Villepin, who was questioned for four hours as a witness by investigating magistrate Renaud Van Ruymbeke, had said Friday he had “very strong suspicions” that French officials received illegal payments related to arms deals in 1995.
Witnesses have alleged the Pakistan bombing was revenge for the cancelling of kickbacks paid to officials in the arms deals, in a complex case linked to alleged illegal political funding and implicating President Nicolas Sarkozy.
But Villepin said Thursday after meeting the judge that he had told him “that in my view there cannot be any link between the Karachi attack and the stopping of the payment of the commissions.”
Villepin was chief of staff to then President Jacques Chirac, who cancelled the commissions after he took office in 1995 because he suspected they would lead to kickbacks to his political rival Edouard Balladur, a Sarkozy ally.
Villepin is also Sarkozy’s bitterest political rival and likely to run against him for president in 2012.
Witnesses have also alleged Sarkozy, budget minister at the time of the arms deal and Balladur’s campaign spokesman, was linked to the commissions.
The current French leader has angrily dismissed talk of his involvement as a “fairy tale” and denies any knowledge of kickbacks.

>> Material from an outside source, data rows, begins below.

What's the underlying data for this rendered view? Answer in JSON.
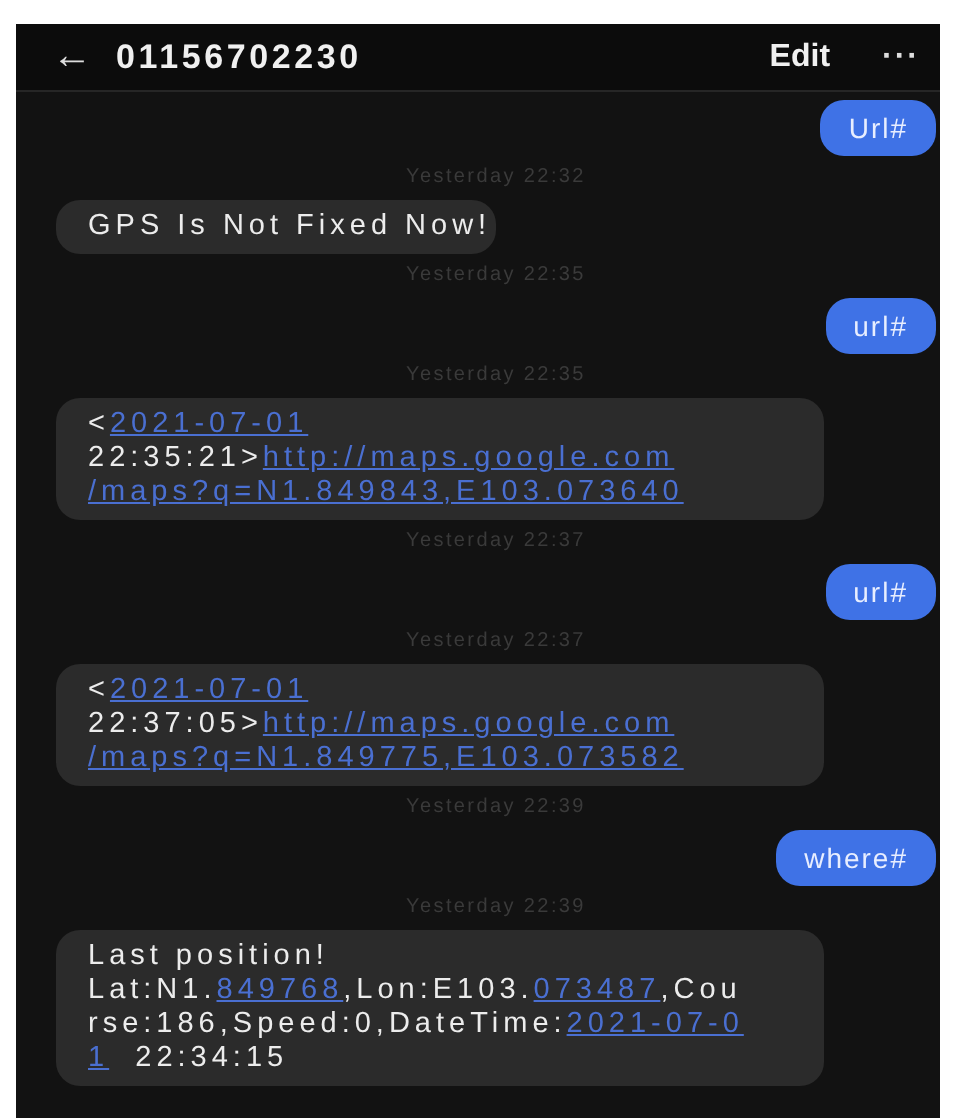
{
  "header": {
    "back": "←",
    "title": "01156702230",
    "edit": "Edit",
    "more": "···"
  },
  "messages": [
    {
      "kind": "sent",
      "text": "Url#"
    },
    {
      "kind": "time",
      "text": "Yesterday 22:32"
    },
    {
      "kind": "received",
      "lines": [
        [
          {
            "text": "GPS Is Not Fixed Now!",
            "link": false
          }
        ]
      ]
    },
    {
      "kind": "time",
      "text": "Yesterday 22:35"
    },
    {
      "kind": "sent",
      "text": "url#"
    },
    {
      "kind": "time",
      "text": "Yesterday 22:35"
    },
    {
      "kind": "received",
      "lines": [
        [
          {
            "text": "<",
            "link": false
          },
          {
            "text": "2021-07-01",
            "link": true
          }
        ],
        [
          {
            "text": "22:35:21>",
            "link": false
          },
          {
            "text": "http://maps.google.com",
            "link": true
          }
        ],
        [
          {
            "text": "/maps?q=N1.849843,E103.073640",
            "link": true
          }
        ]
      ]
    },
    {
      "kind": "time",
      "text": "Yesterday 22:37"
    },
    {
      "kind": "sent",
      "text": "url#"
    },
    {
      "kind": "time",
      "text": "Yesterday 22:37"
    },
    {
      "kind": "received",
      "lines": [
        [
          {
            "text": "<",
            "link": false
          },
          {
            "text": "2021-07-01",
            "link": true
          }
        ],
        [
          {
            "text": "22:37:05>",
            "link": false
          },
          {
            "text": "http://maps.google.com",
            "link": true
          }
        ],
        [
          {
            "text": "/maps?q=N1.849775,E103.073582",
            "link": true
          }
        ]
      ]
    },
    {
      "kind": "time",
      "text": "Yesterday 22:39"
    },
    {
      "kind": "sent",
      "text": "where#"
    },
    {
      "kind": "time",
      "text": "Yesterday 22:39"
    },
    {
      "kind": "received",
      "lines": [
        [
          {
            "text": "Last position!",
            "link": false
          }
        ],
        [
          {
            "text": "Lat:N1.",
            "link": false
          },
          {
            "text": "849768",
            "link": true
          },
          {
            "text": ",Lon:E103.",
            "link": false
          },
          {
            "text": "073487",
            "link": true
          },
          {
            "text": ",Cou",
            "link": false
          }
        ],
        [
          {
            "text": "rse:186,Speed:0,DateTime:",
            "link": false
          },
          {
            "text": "2021-07-0",
            "link": true
          }
        ],
        [
          {
            "text": "1",
            "link": true
          },
          {
            "text": "  22:34:15",
            "link": false
          }
        ]
      ]
    }
  ]
}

The bombing in Karachi in 2002 killed 11 French engineers and at least three Pakistanis. Relatives of the French victims plan to sue Villepin and Chirac for manslaughter and have called for Sarkozy to testify.
The lawyer acting for the relatives, Olivier Morice, was present Thursday when Villepin was being questioned by the judge.
He said after the hearing that the former prime minister had told the judge that he strongly believed that the kickbacks helped finance Balladur’s failed presidential election campaign in 1995.